The Jiaolai Basin (Fig. 1) is an under-explored rift basin that has produced minor oil from Lower Cretaceous lacustrine deltaic sandstones. The reservoir quality is highly heterogeneous and is an important exploratory unknown in the basin. This study investigates how reservoir porosity and permeability vary with diagenetic minerals and burial history, particularly the effects of fracturing on the diagenesis and reservoir deliverability. The Laiyang sandstones are tight reservoirs with low porosity and permeability (Φ < 10% and K < 1 mD). Spatial variations in detrital supply and burial history significantly affected the diagenetic alterations during burial. In the western Laiyang Sag, the rocks are primarily feldspathic litharenites that underwent progressive burial, and thus, the primary porosity was partially to completely eliminated as a result of significant mechanical compaction of ductile grains. In contrast, in the eastern Laiyang Sag, the rocks are lithic arkoses that were uplifted to the surface and extensively eroded, which resulted in less porosity reduction by compaction. The tectonic uplift could promote leaching by meteoric water and the dissolution of remaining feldspars and calcite cement. Relatively high-quality reservoirs are preferentially developed in distributary channel and mouth-bar sandstones with chlorite rims on detrital quartz grains, which are also the locations of aqueous fluid flow that produced secondary porosity. The fold-related fractures are primarily developed in the silt–sandstones of Longwangzhuang and Shuinan members in the eastern Laiyang Sag.

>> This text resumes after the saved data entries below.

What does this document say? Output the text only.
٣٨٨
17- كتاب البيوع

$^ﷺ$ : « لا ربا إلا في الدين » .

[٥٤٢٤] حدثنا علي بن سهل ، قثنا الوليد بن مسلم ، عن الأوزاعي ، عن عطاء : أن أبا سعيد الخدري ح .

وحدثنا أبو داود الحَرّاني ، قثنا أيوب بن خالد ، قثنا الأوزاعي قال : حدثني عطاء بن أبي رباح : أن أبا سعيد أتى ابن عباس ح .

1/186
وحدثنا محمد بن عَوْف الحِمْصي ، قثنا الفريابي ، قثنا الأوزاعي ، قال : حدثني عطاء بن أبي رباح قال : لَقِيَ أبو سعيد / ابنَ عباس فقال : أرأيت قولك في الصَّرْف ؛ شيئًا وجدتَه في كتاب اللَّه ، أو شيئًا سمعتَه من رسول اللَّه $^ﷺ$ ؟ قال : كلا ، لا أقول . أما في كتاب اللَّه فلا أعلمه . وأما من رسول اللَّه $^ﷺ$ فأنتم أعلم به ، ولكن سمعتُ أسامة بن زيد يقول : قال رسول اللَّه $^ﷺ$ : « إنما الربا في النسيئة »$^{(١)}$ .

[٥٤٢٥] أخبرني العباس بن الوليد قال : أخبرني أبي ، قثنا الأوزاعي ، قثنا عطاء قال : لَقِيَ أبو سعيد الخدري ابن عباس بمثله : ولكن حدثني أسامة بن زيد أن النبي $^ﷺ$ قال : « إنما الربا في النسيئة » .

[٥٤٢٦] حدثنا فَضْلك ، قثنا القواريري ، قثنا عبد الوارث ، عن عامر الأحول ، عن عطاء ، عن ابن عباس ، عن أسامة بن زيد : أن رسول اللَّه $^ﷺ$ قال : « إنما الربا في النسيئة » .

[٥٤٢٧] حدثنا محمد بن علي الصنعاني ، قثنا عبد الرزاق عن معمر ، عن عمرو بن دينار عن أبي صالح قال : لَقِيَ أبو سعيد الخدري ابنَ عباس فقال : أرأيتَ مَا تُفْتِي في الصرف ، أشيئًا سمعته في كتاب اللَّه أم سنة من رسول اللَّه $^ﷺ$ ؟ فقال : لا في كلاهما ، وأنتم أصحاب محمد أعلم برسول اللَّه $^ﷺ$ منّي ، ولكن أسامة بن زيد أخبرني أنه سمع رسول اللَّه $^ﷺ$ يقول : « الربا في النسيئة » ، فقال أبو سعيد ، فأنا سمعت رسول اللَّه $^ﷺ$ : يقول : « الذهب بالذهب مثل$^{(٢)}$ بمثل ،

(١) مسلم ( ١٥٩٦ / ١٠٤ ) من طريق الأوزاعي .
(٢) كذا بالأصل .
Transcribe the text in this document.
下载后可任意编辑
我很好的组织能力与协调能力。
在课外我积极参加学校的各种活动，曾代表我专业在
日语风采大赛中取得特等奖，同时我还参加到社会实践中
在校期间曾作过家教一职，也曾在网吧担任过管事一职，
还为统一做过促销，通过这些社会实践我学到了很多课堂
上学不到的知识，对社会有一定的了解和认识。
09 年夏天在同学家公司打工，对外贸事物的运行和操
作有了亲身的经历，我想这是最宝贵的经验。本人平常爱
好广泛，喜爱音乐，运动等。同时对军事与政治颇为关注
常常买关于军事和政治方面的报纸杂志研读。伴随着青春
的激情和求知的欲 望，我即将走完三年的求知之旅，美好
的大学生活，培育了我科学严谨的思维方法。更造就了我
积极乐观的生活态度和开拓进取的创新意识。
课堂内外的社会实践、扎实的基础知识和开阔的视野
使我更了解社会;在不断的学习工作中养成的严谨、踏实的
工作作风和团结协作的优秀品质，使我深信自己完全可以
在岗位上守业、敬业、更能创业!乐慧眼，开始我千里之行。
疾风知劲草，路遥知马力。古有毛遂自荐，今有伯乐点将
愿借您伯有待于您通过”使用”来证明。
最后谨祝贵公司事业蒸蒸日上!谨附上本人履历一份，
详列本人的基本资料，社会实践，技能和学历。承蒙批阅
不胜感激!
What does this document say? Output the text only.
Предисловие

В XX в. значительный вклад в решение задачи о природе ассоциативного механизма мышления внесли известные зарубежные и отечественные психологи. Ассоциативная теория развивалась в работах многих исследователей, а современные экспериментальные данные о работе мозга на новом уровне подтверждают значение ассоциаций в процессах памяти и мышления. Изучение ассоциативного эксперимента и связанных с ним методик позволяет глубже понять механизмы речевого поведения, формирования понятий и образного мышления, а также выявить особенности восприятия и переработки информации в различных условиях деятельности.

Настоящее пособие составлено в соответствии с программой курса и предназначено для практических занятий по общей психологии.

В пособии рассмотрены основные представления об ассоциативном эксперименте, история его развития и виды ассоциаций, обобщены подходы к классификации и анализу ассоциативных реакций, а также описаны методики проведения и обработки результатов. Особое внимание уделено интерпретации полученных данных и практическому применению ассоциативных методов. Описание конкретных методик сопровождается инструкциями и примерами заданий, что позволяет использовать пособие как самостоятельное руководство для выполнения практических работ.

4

Quartz is the most prevalent fracture filling mineral in the Laiyang sandstones, and most of the small-aperture fractures are completely sealed, whereas the large-aperture fractures in a given set may be only partially sealed. The greatest fracture density is in the silt–sandstones containing more brittle minerals such as calcite and quartz cement. The wide apertures are crucial to preservation of the fracture porosity, and the great variation in the distribution of fracture-filling cements presents an opportunity for targeting fractures that contribute to fluid flow.